Holyhead Breakwater Lighthouse was established at the end of the 1.7 mile-long breakwater in 1873. The breakwater, the longest in Europe, was built between 1846 and 1873.
The port of Holyhead developed during the nineteenth century. During northerly winds, sailing ships were often prevented from entering Holyhead’s old harbour. Also, sailings were moved to the southerly side of the island for shelter in poor weather.
Improvements to the harbour were needed. The Admiralty or Mail Pier at Salt Island was built around 1821, and the South Pier just after. However, the main port was congested, and the Admiralty Pier was heavily used.

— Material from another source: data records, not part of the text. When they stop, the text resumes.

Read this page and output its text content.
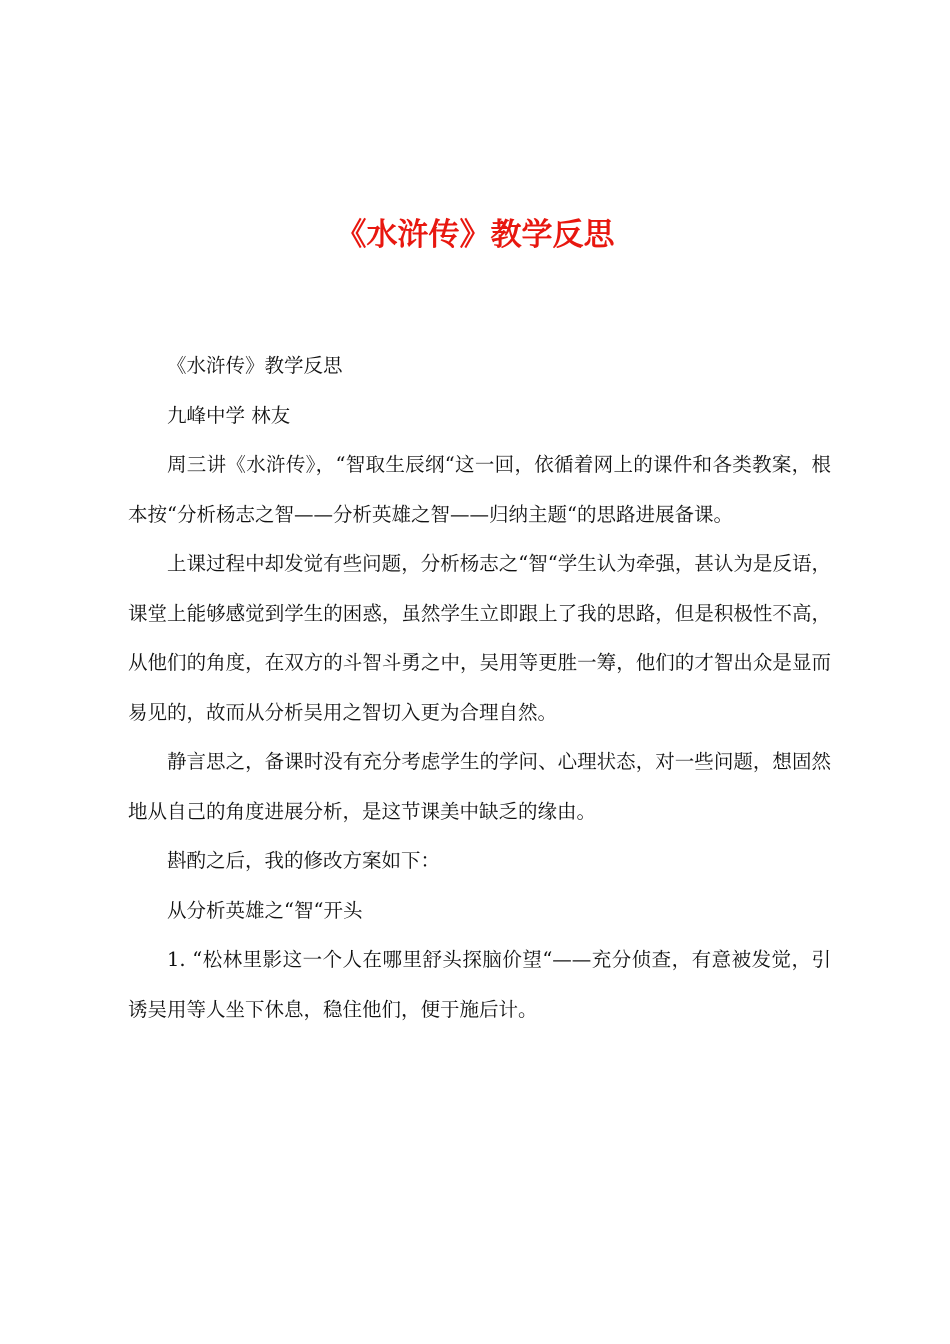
《水浒传》教学反思

《水浒传》教学反思

九峰中学 林友

周三讲《水浒传》，“智取生辰纲“这一回，依循着网上的课件和各类教案，根本按“分析杨志之智——分析英雄之智——归纳主题“的思路进展备课。

上课过程中却发觉有些问题，分析杨志之“智“学生认为牵强，甚认为是反语，课堂上能够感觉到学生的困惑，虽然学生立即跟上了我的思路，但是积极性不高，从他们的角度，在双方的斗智斗勇之中，吴用等更胜一筹，他们的才智出众是显而易见的，故而从分析吴用之智切入更为合理自然。

静言思之，备课时没有充分考虑学生的学问、心理状态，对一些问题，想固然地从自己的角度进展分析，是这节课美中缺乏的缘由。

斟酌之后，我的修改方案如下：

从分析英雄之“智“开头

1. “松林里影这一个人在哪里舒头探脑价望“——充分侦查，有意被发觉，引诱吴用等人坐下休息，稳住他们，便于施后计。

The railway also arrived in Holyhead during the mid 19th century. This influx further increased demand on crossings between Holyhead and Ireland.
The building of the Holyhead Breakwater breakwater began in 1845. J M Rendel initially supervised the project. Following Rendel’s death in 1856, John Hawkshaw oversaw the completion in 1873. A railway transported more than seven million tonnes of stone from the nearby Holyhead Mountain quarries.
The Prince of Wales officially opened the breakwater on 19th August 1873. The new breakwater, nearly two miles in length, provides a large sheltered area within the harbour.
The square tower of Holyhead Breakwater Lighthouse was completed at the end of the pier in the same year. John Hawkshaw is thought to have been the engineer to the lighthouse.
The lighthouse contained a fog bell which was later added to with rockets. This fog signal was later complemented with working with guns fired from the North Stack fog station.
The lighthouse was automated in November 1961 and monitored from the Trinity House Holyhead Depot.
The breakwater has a promenade on its top course, accessible in good weather for walkers. Today the lighthouse is the responsibility of the Holyhead Port Authority.